Refined grains go through processing until they are only a fine, smooth powder-like substance. See a list of common whole grains and refined grains below. These are the grains to incorporate into your meal planning.
|Whole Grains||Refined Grains*|
|Brown rice||White rice|
|Whole wheat bread||White bread (biscuits, challah bread, breadcrumbs, English muffins, French bread, naan, pizza crust, white sandwich buns & rolls)|
|Oatmeal||Pancakes & waffles|
|Wild rice||Rice cakes, rice paper (spring roll wrappers)|
|Whole grain barley||Bagels|
|Whole wheat pasta||Pasta (noodles, spaghetti, macaroni), ramen noodles,|
|Whole wheat tortillas||Corn tortillas|
|Bulgur (cracked wheat)||Cakes, cookies, corn flakes, cornbread|
*Some of these grains can be made with whole grains.
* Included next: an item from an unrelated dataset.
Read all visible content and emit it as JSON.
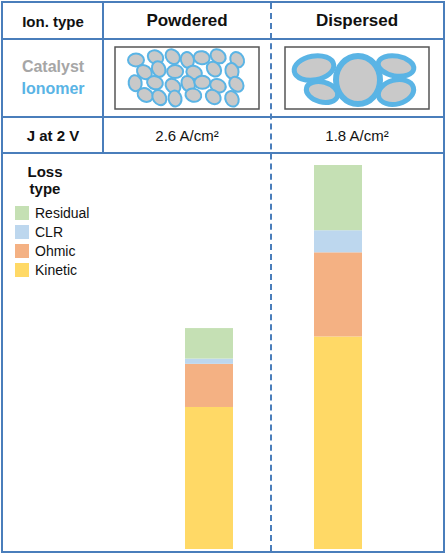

Check the ingredient list to see if ‘whole grain,’ ‘whole wheat,’ or ‘whole corn’ is the first or second item on the list to confirm it is a whole grain product.
Grains Are Healthy – When Eaten in A Better Way
The amount of grains you should be eating depends on your age, sex, and physical activity level. (See chart here). Most Americans consume plenty of grains in their diet. The problem is that most of them are refined.
Make a goal to consume at least 50% of your grains as whole grains.
If you are eating less than this now, start to add whole grains into your diet. An easy way – bring popcorn into your family’s diet at snack time or packed in a lunch.
Other quick wins are to switch to whole grain bread and brown rice, eat a bowl of oatmeal, or whole grain pasta (pasta & bread are now made with multiple grains so you can choose wheat or gluten-free).
Eventually, try bringing cooked grains into your diet. Offer them as sides (often recipes call grain sides ‘salads’) until you have at least 50% of your grain intake as whole grain.
In closing, yes, grains are healthy. I encourage you to make a goal is to have 50% of your grain intake be from whole grains. You likely won’t meet this goal overnight! But, bringing whole grains like popcorn, oatmeal, and brown rice into your family menu as snacks and side dishes will help you get there. Whatever you choose to do first, offer it frequently and consistently. Soon you will find that whole grains are healthy and delicious too!